Je ne désespère pas de recroiser un jour ta route au cours de ma carrière et être fière d'avoir été témoin de ton ascension à la tête de 28 Records.
P.S. : J'ai glissé ma télécommande du portail dans la boîte aux lettres.
Amicalement,
Sasha. »
Peu surpris par ma lecture, je suis presque soulagé que son départ se passe de cette manière. Je ne serais pas parvenue à garder mon calme face à elle dans d'autres circonstances et la mettre à la porte alors que le coupable est mon meilleur pote n'aurait pas été juste non plus. En revanche, même si ces mots ont effacé mes craintes de voir le groupe se disloquer, le fait que ma première pensée ait été adressée à Harry me prouve que j'ai clairement besoin d'avoir une discussion avec lui. Je reviens sur mes pas et repars au volant de ma Porsche.
Ma vitesse sur la route est clairement le reflet de ce qu'il se passe dans ma tête. Les vibrations du moteur résonnent jusque dans mes tympans, dont la douleur n'est plus qu'un lointain souvenir comparé au chahut interminable qui occupe mes pensées. À toujours vouloir me pencher sur les problèmes des autres, j'en oublie que je ferais mieux de régler les miens. Cette facette de ma personnalité n'a pas fini de me jouer des tours.

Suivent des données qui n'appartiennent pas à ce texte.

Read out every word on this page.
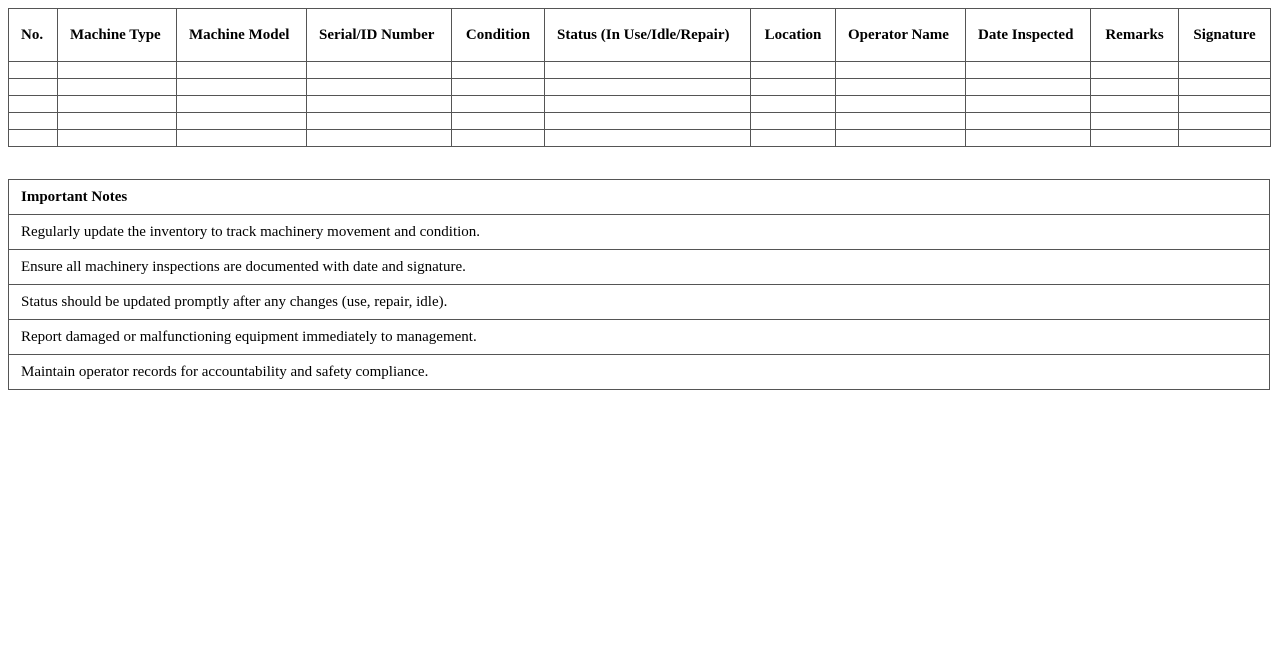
No.	Machine Type	Machine Model	Serial/ID Number	Condition	Status (In Use/Idle/Repair)	Location	Operator Name	Date Inspected	Remarks	Signature

Important Notes
Regularly update the inventory to track machinery movement and condition.
Ensure all machinery inspections are documented with date and signature.
Status should be updated promptly after any changes (use, repair, idle).
Report damaged or malfunctioning equipment immediately to management.
Maintain operator records for accountability and safety compliance.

Je décélère petit à petit en arrivant sur Spaniards Road et pars à la recherche de la télécommande de son portail à l'intérieur de ma boîte à gants. Les yeux rivés sur la route, je mets un certain temps à mettre la main dessus. Tandis que je bloque la circulation sur cet axe passant, des appels de phares derrière moi me font comprendre que je barre la route aux fêtards qui quittent la banlieue. Ce n'est vraiment pas le moment de me chauffer. Mon majeur menace de se hisser jusqu'au rétroviseur.
J'entre dans la propriété de Harry en accélérant d'un coup sec pour marquer mon énervement. Sa voiture est encore là. Parfait. En posant le pied au sol, je m'aperçois que le temps s'est considérablement alourdi depuis mon départ de Paddington, contrastant avec la pénombre qui couvre désormais le ciel.
À pas décidés, je traverse l'allée bétonnée. Je frappe à coups sourds contre sa porte d'entrée et attends que le verrou tourne. Son portail électrique se referme automatiquement sur moi. Les mains dans les poches, je me balance nerveusement d'avant en arrière. Plusieurs secondes s'écoulent sans qu'il n'y ait le moindre mouvement de l'autre côté. L'éclairage extérieur se coupe, me replongeant dans la pénombre. La lumière qui traverse les fenêtres de son salon et la musique que j'entends résonner me prouvent qu'il est bien chez lui. J'enclenche la sonnette qui couvrira certainement mieux le brouhaha intérieur et accompagne mon action de quelques mots.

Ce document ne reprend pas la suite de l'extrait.